Ironically, Prof. Scicluna was right before he was made to retract his arguments for purely political reasons. The truth is that our national health service, in its present form, can only be sustained by a further increase in taxation. Our national insurance contributions are currently supporting national pensions, but the State has not yet provided a health fund to support the NHS.
And why should taxpayers sustain a slew of free services and medicinal products, from rudimentary medical disposables to basic medicine and pills, for people who can clearly afford a subsidised price on their cost?
With our politicians’ ideological inflexibility on means testing for certain services that are presently gratis, we are risking turning the health-financing conundrum into something infinitely worse.
Perhaps we should remind ourselves of the beginnings of free healthcare. When the British NHS was created in 1947, Labour minister Aneuryn Bevin said the system had to be a basic, “lean” safety net of services guaranteed by the State, in conjunction (not in competition) with the private sector.
Arguably, this is the system in place in Malta today. But the local development of the NHS model has given birth to a monster, with the mushrooming of ‘pink card’ beneficiaries, an annual €120 million running cost for Mater Dei, and more worryingly, a lack of political ownership on the cost of running the system.
Hackneyed as it may be, there really is no such thing as a free lunch.
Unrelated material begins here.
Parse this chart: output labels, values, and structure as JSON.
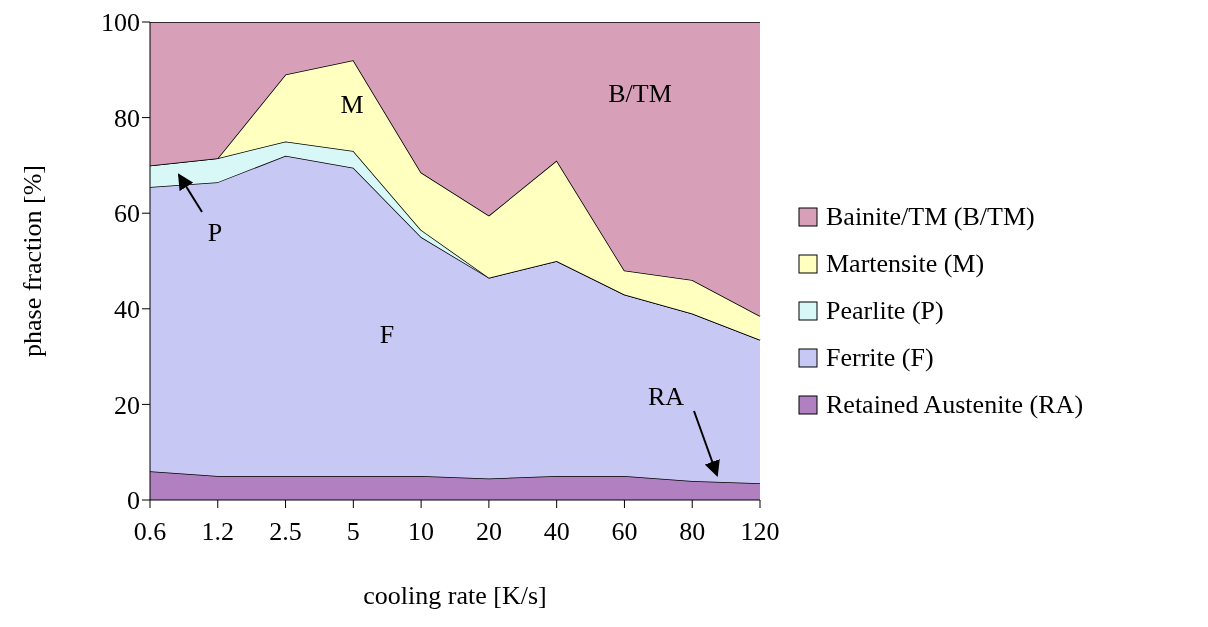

The cost of Malta’s healthcare is real, and users must understand the value of the NHS healthcare before availing of the service.
First, the introduction of a means testing system for certain basic services will help cut down in unnecessary usage and encourage more responsibility in people who do not want to see their money wasted.
Secondly, people must be encouraged to use the primary healthcare network and GPs, to secure the frontline of medical care at initial contact without any unnecessary use of the Mater Dei emergency department.
These are precisely the sort of proposals that Cabinet should be discussing, if we are to continue providing a decent service to future generations. Unfortunately, however, political expedience has once again got in the way, and instead of discussing how to salvage a sinking ship, our politicians now compete with promises they know they can’t possibly ever deliver.